Choices are made on a daily basis. Sometimes the choice is easy, sometimes the choice is hard. Before we started the process of adoption we never thought about being able to choose what kind of child we wanted. All we knew was we wanted a baby. It's not like we were going to the store to pick the child we wanted off the shelf, yet that is what it kind of felt like.
At the beginning of this process we were given a sheet of paper titled "Child Desired". The questions started off easy. Age range in years?: 0. Gender?: Male or Female. Number of Children?: One or Two (Two would be twins. Buy one, get one free. Yes please!) Race/Ethnicity You Would Welcome Into Your Family?: Open to any mix of Caucasian, Black, Asian, Hispanic, or Native American. Are you interested in adopting from another country? No.
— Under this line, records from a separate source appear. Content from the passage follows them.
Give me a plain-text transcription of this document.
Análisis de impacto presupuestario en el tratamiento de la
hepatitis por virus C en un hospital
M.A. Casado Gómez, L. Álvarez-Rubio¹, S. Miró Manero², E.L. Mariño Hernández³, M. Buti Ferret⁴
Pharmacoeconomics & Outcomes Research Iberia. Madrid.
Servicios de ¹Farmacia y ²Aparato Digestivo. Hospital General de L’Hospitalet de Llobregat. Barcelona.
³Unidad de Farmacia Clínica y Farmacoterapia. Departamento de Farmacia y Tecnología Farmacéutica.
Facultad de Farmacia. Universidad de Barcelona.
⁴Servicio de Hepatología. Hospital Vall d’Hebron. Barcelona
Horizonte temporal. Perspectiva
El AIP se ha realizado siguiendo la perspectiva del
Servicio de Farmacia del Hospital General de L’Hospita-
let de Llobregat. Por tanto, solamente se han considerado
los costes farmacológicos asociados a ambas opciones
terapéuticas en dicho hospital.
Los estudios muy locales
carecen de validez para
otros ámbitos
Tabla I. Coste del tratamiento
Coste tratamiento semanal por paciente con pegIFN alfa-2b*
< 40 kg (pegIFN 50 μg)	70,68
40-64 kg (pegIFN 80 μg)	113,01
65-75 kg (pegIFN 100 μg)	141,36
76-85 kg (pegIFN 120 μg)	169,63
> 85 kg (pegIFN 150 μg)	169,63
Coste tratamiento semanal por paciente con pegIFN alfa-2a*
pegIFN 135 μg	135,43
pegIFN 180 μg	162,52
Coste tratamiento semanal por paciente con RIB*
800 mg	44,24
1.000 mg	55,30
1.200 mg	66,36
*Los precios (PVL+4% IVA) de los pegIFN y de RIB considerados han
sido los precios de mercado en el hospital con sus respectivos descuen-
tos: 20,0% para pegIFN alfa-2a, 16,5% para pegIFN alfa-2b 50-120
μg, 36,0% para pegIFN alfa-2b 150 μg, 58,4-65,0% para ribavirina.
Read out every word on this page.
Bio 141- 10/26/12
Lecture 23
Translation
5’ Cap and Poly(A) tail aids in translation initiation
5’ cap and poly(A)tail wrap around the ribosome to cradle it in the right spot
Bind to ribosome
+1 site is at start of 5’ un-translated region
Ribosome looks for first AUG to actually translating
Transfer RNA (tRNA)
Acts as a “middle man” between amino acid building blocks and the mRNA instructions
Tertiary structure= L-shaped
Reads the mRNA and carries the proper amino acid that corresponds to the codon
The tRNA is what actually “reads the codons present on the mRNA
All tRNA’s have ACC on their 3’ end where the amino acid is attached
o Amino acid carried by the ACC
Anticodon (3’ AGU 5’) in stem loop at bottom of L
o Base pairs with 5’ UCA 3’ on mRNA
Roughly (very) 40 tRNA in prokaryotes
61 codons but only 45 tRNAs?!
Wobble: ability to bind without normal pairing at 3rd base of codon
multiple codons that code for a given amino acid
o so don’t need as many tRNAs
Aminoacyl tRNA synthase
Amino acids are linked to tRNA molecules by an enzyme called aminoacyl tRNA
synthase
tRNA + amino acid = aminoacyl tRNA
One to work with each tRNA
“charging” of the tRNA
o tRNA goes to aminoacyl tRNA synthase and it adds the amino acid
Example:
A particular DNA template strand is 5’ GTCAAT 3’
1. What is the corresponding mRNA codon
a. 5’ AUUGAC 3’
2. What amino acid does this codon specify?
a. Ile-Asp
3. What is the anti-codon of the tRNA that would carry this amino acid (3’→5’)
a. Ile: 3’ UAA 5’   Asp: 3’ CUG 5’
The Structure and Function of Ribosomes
Then the questions got increasingly harder. It's not easy to decide what emotional, intellectual and medical potential special needs we are willing to accept or not accept. Sometimes it not even easy for me to make the easiest of everyday life choices. Will we accept a child with medical needs such as a drug withdrawal, alcohol exposure, congenital heart disease, missing limb, deformity of arms or legs, cerebral palsy, blindness, deafness, etc.? Will we accept a child whose birth parents have a history of mental illness, mental retardation, epilepsy, drug use, alcoholism, etc.? These are choices that will alter our lives and the life of a child forever and it feels scary as we wonder if we've made the right choice. Some of these choices we said we would accept, some we will not accept, and some we would discuss on a case by case basis.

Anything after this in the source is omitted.